Beginning with the work of University of Hawaii geneticist Hampton Carson in the 1960s, researchers have used these banding patterns to work out the evolutionary history of the picture-winged drosophilids. If two species are descended from a single ancestral species, they will each inherit the bar code of their ancestor. At the same time, one of the daughter species may carry a new inversion that distinguishes it from its sister species, and it will pass this new marker on to any species that descend from it.

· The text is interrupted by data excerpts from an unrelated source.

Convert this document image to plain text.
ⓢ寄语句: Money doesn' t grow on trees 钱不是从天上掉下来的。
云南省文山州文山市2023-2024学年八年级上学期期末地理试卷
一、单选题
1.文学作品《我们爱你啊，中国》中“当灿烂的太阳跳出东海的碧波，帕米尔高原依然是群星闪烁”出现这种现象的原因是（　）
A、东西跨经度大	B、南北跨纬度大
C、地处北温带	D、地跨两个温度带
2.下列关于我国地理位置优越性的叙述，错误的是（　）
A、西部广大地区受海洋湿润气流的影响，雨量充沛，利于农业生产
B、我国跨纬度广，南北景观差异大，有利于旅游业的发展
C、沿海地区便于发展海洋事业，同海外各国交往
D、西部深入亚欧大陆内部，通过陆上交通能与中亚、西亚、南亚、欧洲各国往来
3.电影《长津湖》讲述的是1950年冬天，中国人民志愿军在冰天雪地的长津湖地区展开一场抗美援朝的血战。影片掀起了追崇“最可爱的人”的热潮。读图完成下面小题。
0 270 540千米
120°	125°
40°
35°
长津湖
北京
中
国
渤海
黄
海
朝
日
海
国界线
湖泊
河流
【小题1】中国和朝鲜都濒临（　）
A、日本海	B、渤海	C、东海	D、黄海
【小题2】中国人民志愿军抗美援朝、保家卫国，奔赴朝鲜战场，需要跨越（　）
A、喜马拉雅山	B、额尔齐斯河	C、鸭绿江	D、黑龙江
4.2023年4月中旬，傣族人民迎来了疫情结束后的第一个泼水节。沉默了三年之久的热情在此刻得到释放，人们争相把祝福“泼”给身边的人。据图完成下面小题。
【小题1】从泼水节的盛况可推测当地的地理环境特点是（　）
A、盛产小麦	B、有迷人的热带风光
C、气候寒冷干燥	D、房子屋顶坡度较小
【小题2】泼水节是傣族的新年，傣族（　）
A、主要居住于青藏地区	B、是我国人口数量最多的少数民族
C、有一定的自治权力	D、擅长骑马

By studying these chromosomal banding patterns, biologists have reconstructed the sequence in which existing species of drosophilids moved from older islands to newer islands and formed new species. For example, the Big Island of Hawaii currently has 26 species of picture-winged drosophilids. Most of these species resulted from 15 founder events from the Maui complex of islands. In each of these events, a small group of flies (or perhaps a single fertilized female fly) journeyed from Maui or its surrounding islands to the Big Island. These founder events produced one or more drosophilid species that became distinct from the ancestral species they left behind. The remaining picture-winged species of the Big Island appear to result from three founder events from Oahu and one from Kauai. All of these species on the Big Island formed within the past half million years and are found nowhere else in the world.